I lay facing her and planted a kiss on her beautiful lips.

After a few minutes, the plethora of worrisome thoughts returned. She noticed my change in expression.

“Do you regret what we’ve done?”

“Not one bit.”

“I can see worry on your face.”

“It has nothing to do with regret. I wouldn’t change last night or this morning for the world.”

“But you are worried.”

I caressed her face, not wanting to ruin this time together. “We don’t need to talk about this now.”

Heather moved back a little bit, and suddenly it felt cold in the bed. “Just last night, you were about to walk out of my life. I feel like talking about this now. I want to know what you’re thinking.”

She was right. Things had gone from one extreme to the other. Even though I wanted to stay in this sexual fog, that wasn’t fair. She deserved honesty, even if I didn’t have all the answers.

“There’s so much going on in my head right now that I’m not even sure how to express it.”

“Try.”

I pulled her in closer to me. “I’m confused,” I finally said.

“About your feelings toward me?”

“My feelings toward you are the only thing I’m sure of. You make me happier than anyone or anything has in a very long time. And last night was the best sex of my life.”

“Why do I feel like there’s a but in there somewhere…”

Tightening my squeeze on her waist, I said, “I’m scared shitless to hold you back, Heather. You already know that. You’re getting attached to me. Instead, you should be focusing on going away to school and starting your life. I’m afraid to interfere and derail everything.”

“Why does it have to be a choice? Why can’t I have both?”

That was a fair question—without a simple answer.

“You can. But whether you’ll still want that in six months or a year is very dependent on what you find when you get there, how you feel when you’re on your own for the first time. I’m not sure you can know how you’re gonna feel right now.”
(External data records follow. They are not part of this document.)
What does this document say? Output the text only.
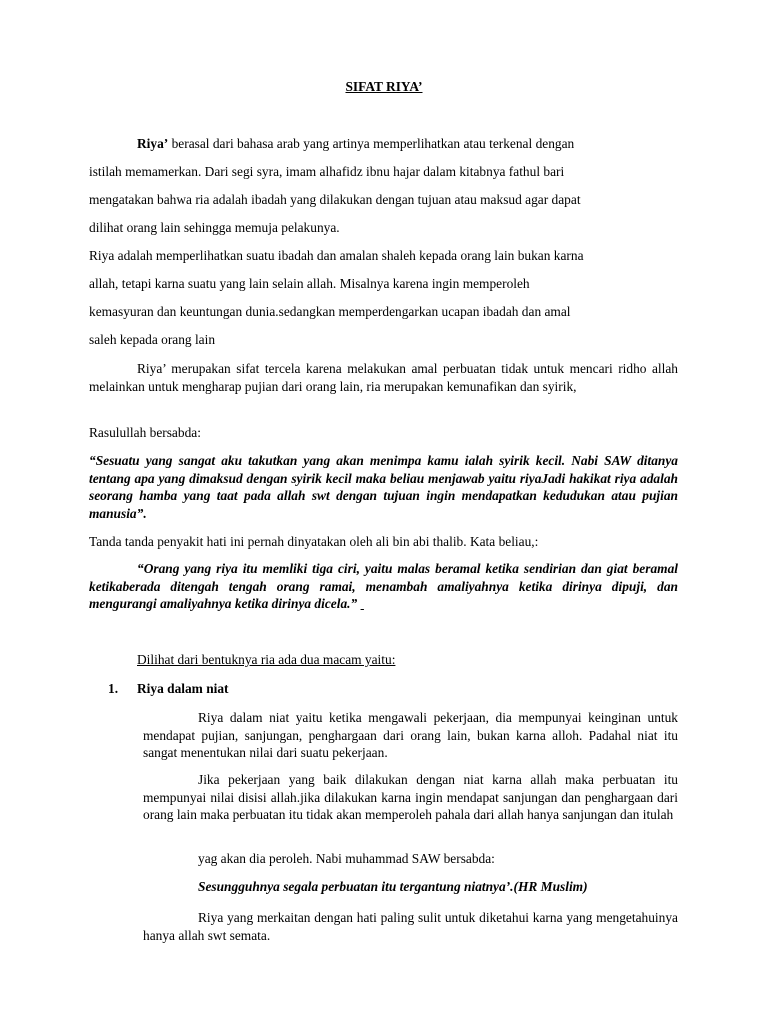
SIFAT RIYA’

Riya’ berasal dari bahasa arab yang artinya memperlihatkan atau terkenal dengan

istilah memamerkan. Dari segi syra, imam alhafidz ibnu hajar dalam kitabnya fathul bari

mengatakan bahwa ria adalah ibadah yang dilakukan dengan tujuan atau maksud agar dapat

dilihat orang lain sehingga memuja pelakunya.

Riya adalah memperlihatkan suatu ibadah dan amalan shaleh kepada orang lain bukan karna

allah, tetapi karna suatu yang lain selain allah. Misalnya karena ingin memperoleh

kemasyuran dan keuntungan dunia.sedangkan memperdengarkan ucapan ibadah dan amal

saleh kepada orang lain

Riya’ merupakan sifat tercela karena melakukan amal perbuatan tidak untuk mencari ridho allah melainkan untuk mengharap pujian dari orang lain, ria merupakan kemunafikan dan syirik,

Rasulullah bersabda:

“Sesuatu yang sangat aku takutkan yang akan menimpa kamu ialah syirik kecil. Nabi SAW ditanya tentang apa yang dimaksud dengan syirik kecil maka beliau menjawab yaitu riyaJadi hakikat riya adalah seorang hamba yang taat pada allah swt dengan tujuan ingin mendapatkan kedudukan atau pujian manusia”.

Tanda tanda penyakit hati ini pernah dinyatakan oleh ali bin abi thalib. Kata beliau,:

“Orang yang riya itu memliki tiga ciri, yaitu malas beramal ketika sendirian dan giat beramal ketikaberada ditengah tengah orang ramai, menambah amaliyahnya ketika dirinya dipuji, dan mengurangi amaliyahnya ketika dirinya dicela.”

Dilihat dari bentuknya ria ada dua macam yaitu:

1. Riya dalam niat

Riya dalam niat yaitu ketika mengawali pekerjaan, dia mempunyai keinginan untuk mendapat pujian, sanjungan, penghargaan dari orang lain, bukan karna alloh. Padahal niat itu sangat menentukan nilai dari suatu pekerjaan.

Jika pekerjaan yang baik dilakukan dengan niat karna allah maka perbuatan itu mempunyai nilai disisi allah.jika dilakukan karna ingin mendapat sanjungan dan penghargaan dari orang lain maka perbuatan itu tidak akan memperoleh pahala dari allah hanya sanjungan dan itulah

yag akan dia peroleh. Nabi muhammad SAW bersabda:

Sesungguhnya segala perbuatan itu tergantung niatnya’.(HR Muslim)

Riya yang merkaitan dengan hati paling sulit untuk diketahui karna yang mengetahuinya hanya allah swt semata.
“I beg to differ… But let me ask you a question. What would you want if my schooling wasn’t in the way?”

I didn’t have to think about that. “I’d want to be around you every day.”

“You wouldn’t consider a long-distance relationship?”
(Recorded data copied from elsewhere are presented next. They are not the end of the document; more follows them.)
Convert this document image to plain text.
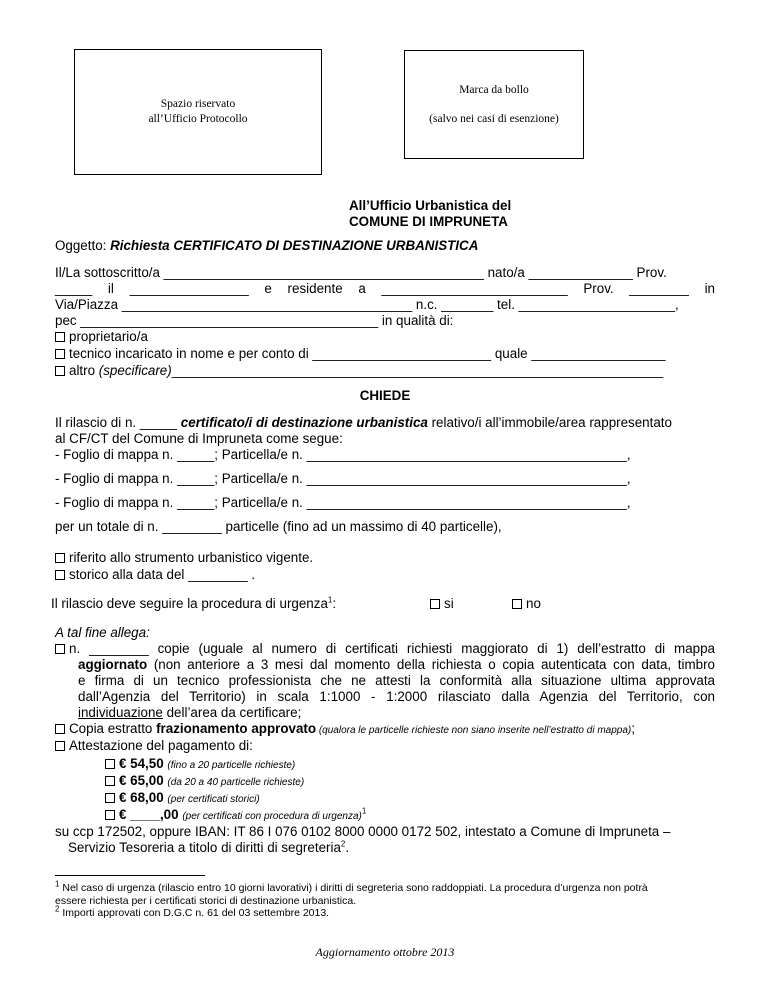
Spazio riservato
all’Ufficio Protocollo
Marca da bollo
(salvo nei casi di esenzione)
All’Ufficio Urbanistica del
COMUNE DI IMPRUNETA
Oggetto: Richiesta CERTIFICATO DI DESTINAZIONE URBANISTICA
Il/La sottoscritto/a ___________________________________________ nato/a ______________ Prov.
_____ il ________________ e residente a _________________________ Prov. ________ in
Via/Piazza _______________________________________ n.c. _______ tel. _____________________,
pec ________________________________________ in qualità di:
proprietario/a
tecnico incaricato in nome e per conto di ________________________ quale __________________
altro (specificare)__________________________________________________________________
CHIEDE
Il rilascio di n. _____ certificato/i di destinazione urbanistica relativo/i all’immobile/area rappresentato
al CF/CT del Comune di Impruneta come segue:
- Foglio di mappa n. _____; Particella/e n. ___________________________________________,
- Foglio di mappa n. _____; Particella/e n. ___________________________________________,
- Foglio di mappa n. _____; Particella/e n. ___________________________________________,
per un totale di n. ________ particelle (fino ad un massimo di 40 particelle),
riferito allo strumento urbanistico vigente.
storico alla data del ________ .
Il rilascio deve seguire la procedura di urgenza$^1$:	si	no
A tal fine allega:
n. ________ copie (uguale al numero di certificati richiesti maggiorato di 1) dell’estratto di mappa
aggiornato (non anteriore a 3 mesi dal momento della richiesta o copia autenticata con data, timbro
e firma di un tecnico professionista che ne attesti la conformità alla situazione ultima approvata
dall’Agenzia del Territorio) in scala 1:1000 - 1:2000 rilasciato dalla Agenzia del Territorio, con
individuazione dell’area da certificare;
Copia estratto frazionamento approvato (qualora le particelle richieste non siano inserite nell’estratto di mappa);
Attestazione del pagamento di:
€ 54,50 (fino a 20 particelle richieste)
€ 65,00 (da 20 a 40 particelle richieste)
€ 68,00 (per certificati storici)
€ ____,00 (per certificati con procedura di urgenza)$^1$
su ccp 172502, oppure IBAN: IT 86 I 076 0102 8000 0000 0172 502, intestato a Comune di Impruneta –
Servizio Tesoreria a titolo di diritti di segreteria$^2$.
$^1$ Nel caso di urgenza (rilascio entro 10 giorni lavorativi) i diritti di segreteria sono raddoppiati. La procedura d’urgenza non potrà
essere richiesta per i certificati storici di destinazione urbanistica.
$^2$ Importi approvati con D.G.C n. 61 del 03 settembre 2013.
Aggiornamento ottobre 2013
“With you? I’d consider anything. I’d have to know you were fully ready for that, though. And I don’t know if you can determine that now. This is a very emotional time in your life. You’ve relied on me a lot to get through it, and I’m so happy I could be here for you. But you might feel differently when you move away, when there’s distance between us. Summer will turn to winter. You might not want to be tied down in a relationship with a thirty-five-year-old divorcé. You might want your freedom.”

She seemed desperate to get her point across. “I want you. You’re all I want. I can’t imagine ever not wanting to be with you. I don’t care if I’m here or in Timbuktu.”
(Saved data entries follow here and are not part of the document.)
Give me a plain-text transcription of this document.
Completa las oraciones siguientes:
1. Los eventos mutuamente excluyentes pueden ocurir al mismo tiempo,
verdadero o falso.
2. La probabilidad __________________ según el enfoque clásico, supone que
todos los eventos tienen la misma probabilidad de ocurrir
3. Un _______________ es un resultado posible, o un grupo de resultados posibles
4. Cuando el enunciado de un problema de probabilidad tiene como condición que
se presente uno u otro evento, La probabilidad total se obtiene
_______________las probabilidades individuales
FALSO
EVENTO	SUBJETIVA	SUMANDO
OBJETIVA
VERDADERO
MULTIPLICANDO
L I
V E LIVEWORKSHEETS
“I know you mean that with all of your heart right now.”

“But you don’t think I’ll still feel that way when I get to school? You think I can just switch my feelings off that easily?”

We were blinded by infatuation. I’d experienced enough already to know what I wanted. I wanted her. But she was still evolving. How could I make her understand that if she didn’t want to hear it?

“Heather, you’re so damn young. You’ve never even lived away from home on your own. You have this amazing opportunity to go away to school and to have your freedom, and I think it’s best for you not to be tied down before you even get there.”

She started to cry.

Fuck.

Fuck.

Fuck.

“What you just said feels like you’re breaking up with me, but that’s silly because we’re not even together. In reality, we only fucked.”

My tone grew angry. “It wasn’t only fucking, and you know it.”

“Then what does it mean if we can’t be together? It then becomes…just fucking.”

“I didn’t say we can’t be together. I just—”

“I just had the best night of my life, and now you’re pushing me away.”

“Please don’t think that. I’m not pushing you away. You asked me what was on my mind. I’m trying to be honest with you.” It felt like my heart had suddenly burst open as my voice grew louder. “I’m scared, okay? What we have…it’s intense. In some ways, it’s the most intense thing I’ve ever experienced. There’s no halfway with you. When you were out with that guy the other night, I felt physically ill.” I realized I’d never heard anything about how her date went. “Whatever happened with him anyway?”

“I was so preoccupied after leaving you, I barely heard a word he said all night. I apologized for seeming out of it and asked him to take me home early.”

Good.

“Well, I was a basket case the whole time you were gone. I’ve never felt that possessive over anyone in my entire life, not even the woman I was married to. But that reaction is very telling. It means I need to make sure my feelings toward you aren’t impeding your freedom, that I’m not steering you in a certain direction for selfish reasons. The thought of losing you hurts. But what hurts me even more is the thought of you ever regretting choosing me. I don’t want you to have any regrets. I don’t want you to resent me.”